Another perfect day was a canoe trip I took with my brother and his friends when I was fifteen. We started the day laughing. We ate together at the K-Mart diner, and then we drove up to the river and canoed all day. When we finished we did a little caving and then we drove home, cleaned up, and went to see a movie together. Everything fell into place. The company was great. The weather was great. It was just a great day. A perfect kind of day.
When I look back, the monumental days, in which big things happened, those huge memories like having a baby or graduating... those days are different than these perfectly perfect days. They're special and they're memorable, but the best of days seem to end up being strangely normal.

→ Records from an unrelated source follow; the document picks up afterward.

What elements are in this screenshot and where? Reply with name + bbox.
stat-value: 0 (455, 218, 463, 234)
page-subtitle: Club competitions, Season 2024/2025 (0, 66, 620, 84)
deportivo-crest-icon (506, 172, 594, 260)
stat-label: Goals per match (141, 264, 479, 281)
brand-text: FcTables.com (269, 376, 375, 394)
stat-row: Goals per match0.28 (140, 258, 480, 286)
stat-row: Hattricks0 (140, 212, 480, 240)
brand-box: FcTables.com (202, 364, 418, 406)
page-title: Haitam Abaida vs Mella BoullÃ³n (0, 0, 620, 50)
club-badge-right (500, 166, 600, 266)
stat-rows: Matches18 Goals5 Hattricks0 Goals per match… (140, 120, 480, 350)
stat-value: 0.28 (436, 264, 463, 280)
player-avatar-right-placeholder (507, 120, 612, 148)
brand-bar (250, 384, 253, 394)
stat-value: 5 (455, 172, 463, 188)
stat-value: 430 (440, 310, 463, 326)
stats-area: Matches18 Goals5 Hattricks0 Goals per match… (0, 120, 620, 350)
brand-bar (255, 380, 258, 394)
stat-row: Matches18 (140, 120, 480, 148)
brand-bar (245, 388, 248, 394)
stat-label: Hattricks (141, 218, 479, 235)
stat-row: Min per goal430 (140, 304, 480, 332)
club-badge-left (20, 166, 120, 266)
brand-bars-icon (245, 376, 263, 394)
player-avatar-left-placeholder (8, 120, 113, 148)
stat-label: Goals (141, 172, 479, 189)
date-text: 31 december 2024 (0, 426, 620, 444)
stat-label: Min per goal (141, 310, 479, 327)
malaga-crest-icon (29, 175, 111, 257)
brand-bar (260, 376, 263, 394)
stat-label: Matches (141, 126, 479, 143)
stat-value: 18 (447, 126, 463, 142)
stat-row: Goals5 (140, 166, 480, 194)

On Tuesday we had another snow storm. We got about 8 inches of snow overnight. My husband was out of town for work, so I spent it home with the kids, playing games and reading books. They played outside, and I did some shoveling. We watched a movie together and had supper and when I put them to bed, I realized that it had been another one of those Best Days. The kind that pass in such a normal way, but when you look back, you see how everything just fell into place. And it was beautiful.
I wish I could freeze time sometimes, make these girls stay little and wonderful and innocent forever. But I can't. So, since I can't, I just have to keep these memories, store up the best days. And hopefully they'll have a few that they look back on and think about how amazing they were, just being kids, enjoying the simplicity of everyday perfect.